The blog Zone5 (written by an environmentalist who is thoughtfully sceptical of global warming) has had an article taken down from what has been one of the more moderate pro-CAGW blogs. I left the following comment

The removal of your article is another small example of what you were writing about. Any attempt to offer counter arguments, or to criticize, is being shut down. This is true of blog comments or of peer-reviewed papers. But enough of the negative. Your article made some excellent points, particularly on Al Gore’s movie

First he misrepresents the science by claiming we are facing near certain doom, then he completely downplays the kind of changes we would have to make to prevent catastrophe if we accept the worst case scenario.

It is the crux of what I consider to be the problem of the climate change agenda.
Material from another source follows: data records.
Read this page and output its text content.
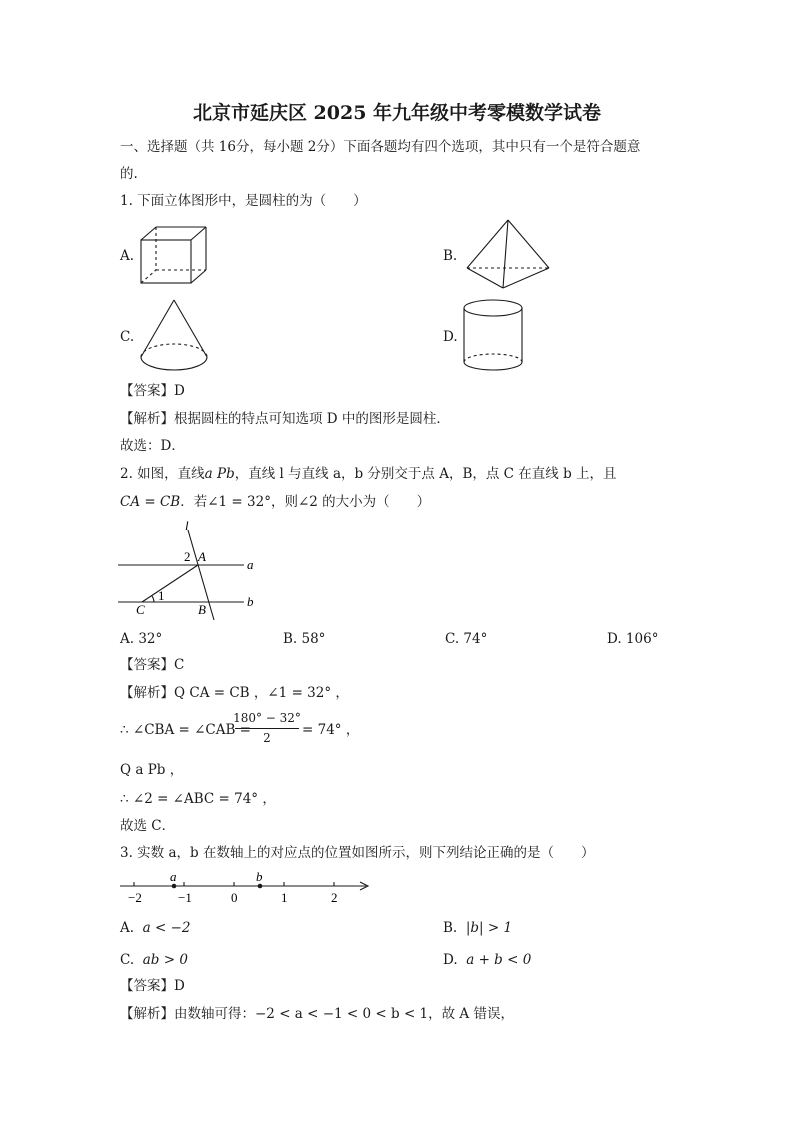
北京市延庆区 2025 年九年级中考零模数学试卷
一、选择题（共 16分，每小题 2分）下面各题均有四个选项，其中只有一个是符合题意
的.
1. 下面立体图形中，是圆柱的为（　　）
A.	B.
C.	D.
【答案】D
【解析】根据圆柱的特点可知选项 D 中的图形是圆柱．
故选：D．
2. 如图，直线a Pb，直线 l 与直线 a，b 分别交于点 A，B，点 C 在直线 b 上，且
CA = CB．若∠1 = 32°，则∠2 的大小为（　　）
l
2 A
a
1	b
C	B
A. 32°	B. 58°	C. 74°	D. 106°
【答案】C
【解析】Q CA = CB ，∠1 = 32° ，
∴ ∠CBA = ∠CAB =
180° − 32°
2	= 74° ，
Q a Pb ，
∴ ∠2 = ∠ABC = 74° ，
故选 C．
3. 实数 a，b 在数轴上的对应点的位置如图所示，则下列结论正确的是（　　）
a	b
−2	−1	0	1	2
A. a < −2	B. |b| > 1
C. ab > 0	D. a + b < 0
【答案】D
【解析】由数轴可得：−2 < a < −1 < 0 < b < 1，故 A 错误，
I believe there is quite strong science to back up the claim that a doubling of CO2 will cause about one degree of warming. Maybe the climate models are right, and this effect will be doubled or more by clouds feedbacks (though the virulence with which scientific papers that suggest otherwise have been attacked, and a similarly weak rebuttal suggesting the opposite praised greatly, suggests this is an Achilles heel). However, your comment on Al Gore’s film neatly summarises the issue in general. The potential effects of climate change are over-estimated in two ways – of magnitude and likelihood. The most important magnitude is time. For instance, the potential sea level rise is treated as if it would be in metres per year. So fast that large areas of land would be swamped before the harvest could be brought in. But even if global temperatures rose by five degrees in a generation (very unlikely), the resultant sea level rise would be sufficiently slow to relocate homes and agriculture, or to build dykes. People’s ability to adapt to rapidly to changes are remarkable, as emigrants from Britain to Australia (or from Asia to Britain) can testify, yet this is vastly underplayed.
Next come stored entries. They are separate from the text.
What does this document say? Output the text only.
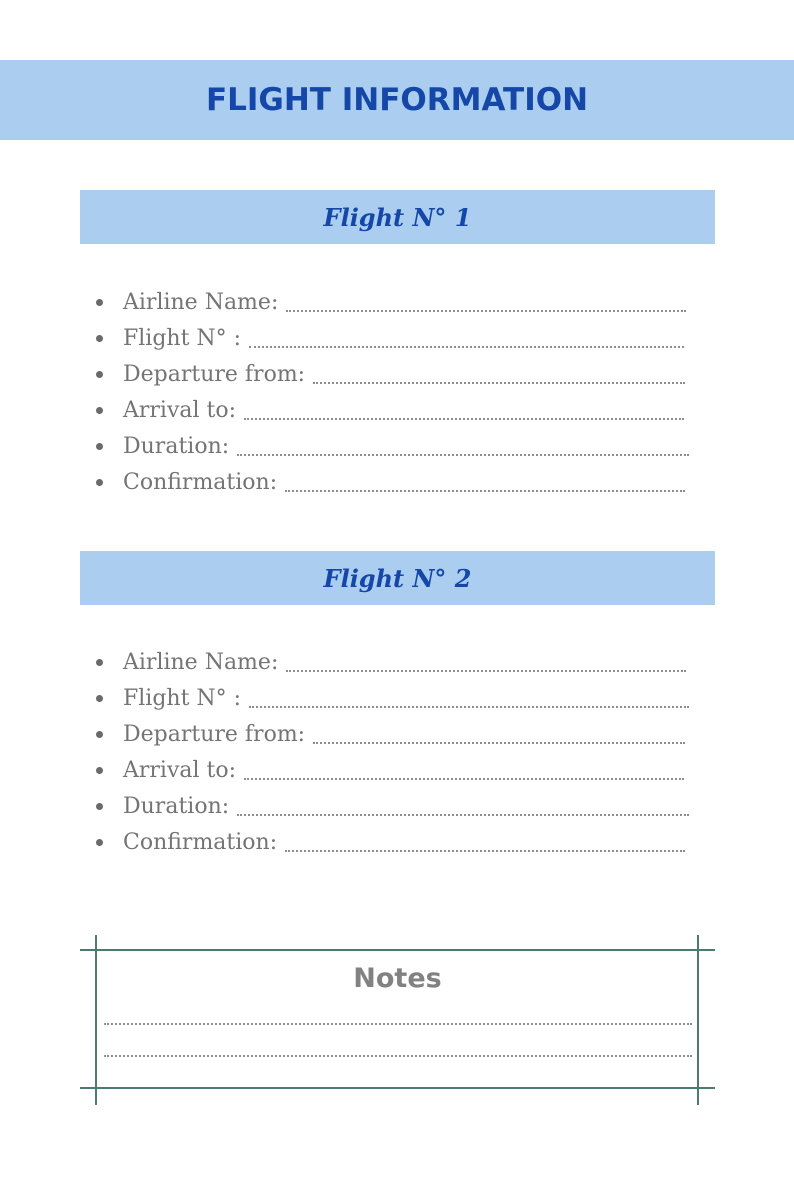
FLIGHT INFORMATION
Flight N° 1
Airline Name:
Flight N° :
Departure from:
Arrival to:
Duration:
Confirmation:
Flight N° 2
Airline Name:
Flight N° :
Departure from:
Arrival to:
Duration:
Confirmation:
Notes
The downplaying of effective policy issues is, if anything, even worse. It is assumed that with a little extra tax, everybody will switch to electric cars or bicycles, and plug a few drafts to cut heating bills by 90%. All this until we get a technological breakthrough in a few years to allow super-abundant carbon free power and near costless power. If Britain (or the EU) takes the lead, then everybody else will follow. No problem about over-running on costs, or pursuing the wrong type of green energy. No concern that a million or more families will enter fuel poverty every year, whilst still failing far behind on emissions reduction targets.
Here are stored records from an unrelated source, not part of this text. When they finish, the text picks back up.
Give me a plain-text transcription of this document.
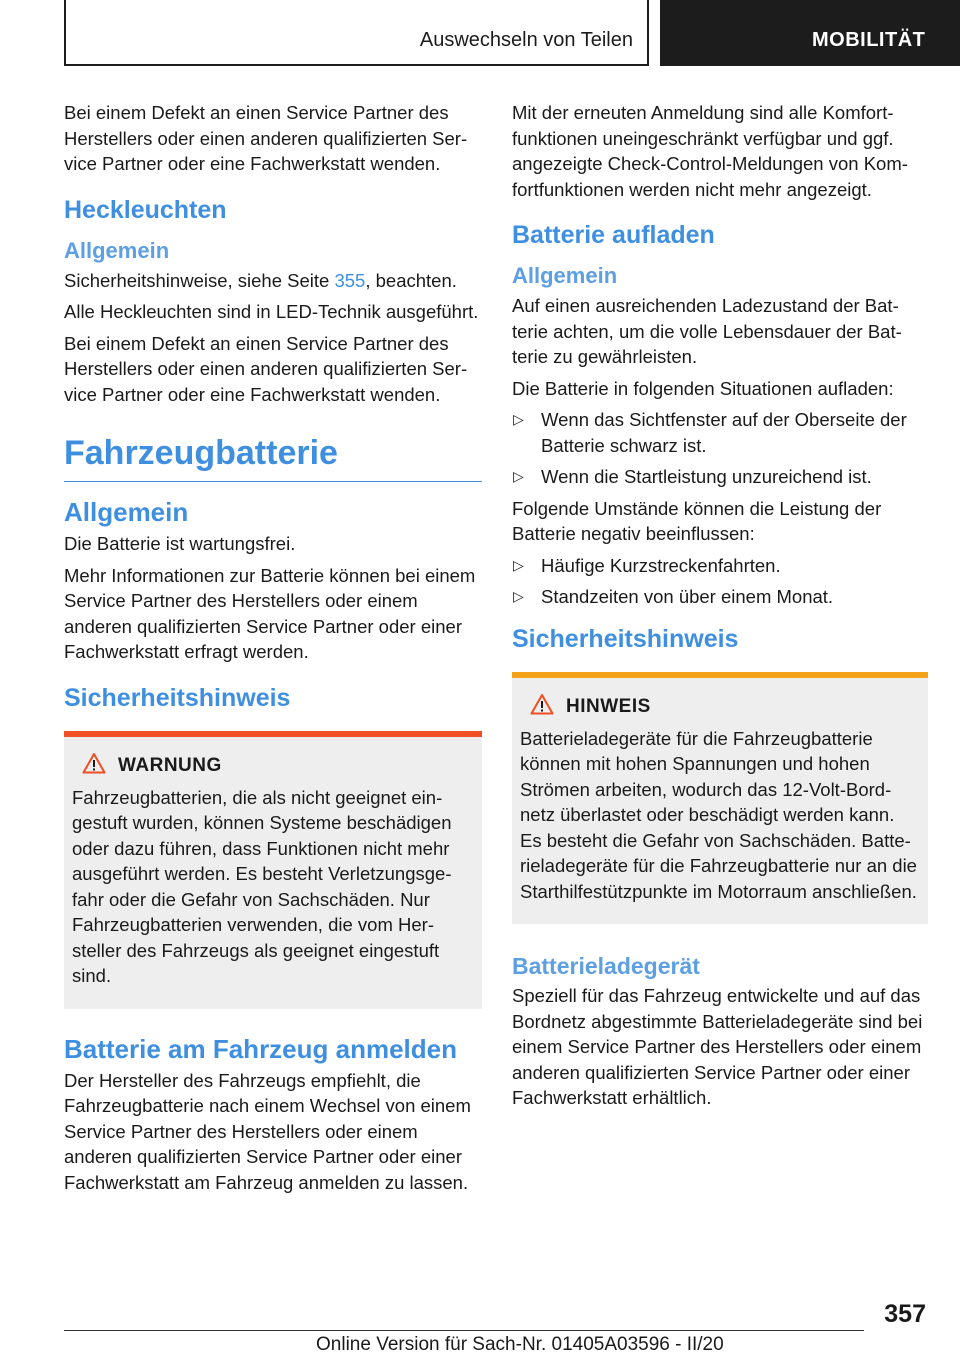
Auswechseln von Teilen	MOBILITÄT

Bei einem Defekt an einen Service Partner des Herstellers oder einen anderen qualifizierten Service Partner oder eine Fachwerkstatt wenden.

Heckleuchten
Allgemein

Sicherheitshinweise, siehe Seite 355, beachten.

Alle Heckleuchten sind in LED-Technik ausgeführt.

Bei einem Defekt an einen Service Partner des Herstellers oder einen anderen qualifizierten Service Partner oder eine Fachwerkstatt wenden.

Fahrzeugbatterie
Allgemein

Die Batterie ist wartungsfrei.

Mehr Informationen zur Batterie können bei einem Service Partner des Herstellers oder einem anderen qualifizierten Service Partner oder einer Fachwerkstatt erfragt werden.

Sicherheitshinweis
WARNUNG

Fahrzeugbatterien, die als nicht geeignet eingestuft wurden, können Systeme beschädigen oder dazu führen, dass Funktionen nicht mehr ausgeführt werden. Es besteht Verletzungsgefahr oder die Gefahr von Sachschäden. Nur Fahrzeugbatterien verwenden, die vom Hersteller des Fahrzeugs als geeignet eingestuft sind.

Batterie am Fahrzeug anmelden

Der Hersteller des Fahrzeugs empfiehlt, die Fahrzeugbatterie nach einem Wechsel von einem Service Partner des Herstellers oder einem anderen qualifizierten Service Partner oder einer Fachwerkstatt am Fahrzeug anmelden zu lassen.

Mit der erneuten Anmeldung sind alle Komfortfunktionen uneingeschränkt verfügbar und ggf. angezeigte Check-Control-Meldungen von Komfortfunktionen werden nicht mehr angezeigt.

Batterie aufladen
Allgemein

Auf einen ausreichenden Ladezustand der Batterie achten, um die volle Lebensdauer der Batterie zu gewährleisten.

Die Batterie in folgenden Situationen aufladen:

▷ Wenn das Sichtfenster auf der Oberseite der Batterie schwarz ist.
▷ Wenn die Startleistung unzureichend ist.

Folgende Umstände können die Leistung der Batterie negativ beeinflussen:

▷ Häufige Kurzstreckenfahrten.
▷ Standzeiten von über einem Monat.
Sicherheitshinweis
HINWEIS

Batterieladegeräte für die Fahrzeugbatterie können mit hohen Spannungen und hohen Strömen arbeiten, wodurch das 12-Volt-Bordnetz überlastet oder beschädigt werden kann. Es besteht die Gefahr von Sachschäden. Batterieladegeräte für die Fahrzeugbatterie nur an die Starthilfestützpunkte im Motorraum anschließen.

Batterieladegerät

Speziell für das Fahrzeug entwickelte und auf das Bordnetz abgestimmte Batterieladegeräte sind bei einem Service Partner des Herstellers oder einem anderen qualifizierten Service Partner oder einer Fachwerkstatt erhältlich.

357
Online Version für Sach-Nr. 01405A03596 - II/20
The overplay of risks / underplay of policy costs was put in a more sophisticated way in the Stern Review. I have attempted to analyse this at

https://manicbeancounter.wordpress.com/2011/02/11/climate-change-policy-in-perspective-%E2%80%93-part-1-of-4/

Please continue to encourage people to think for themselves and compare the various perspectives.

Is this another example of shutting down any sort of dissent, like the increasing dogmatism & extremism of sceptical science? (see here
here
here).

1 Comment

  1. Aldas Nabazas

     /  21/09/2011

    Being ‘shut down’ on both zone5.org and thinkorswim.ie I am pretty sure same faith would follow if I start bringing up moral questions here.
    When EGO is exposed it starts to defend itself.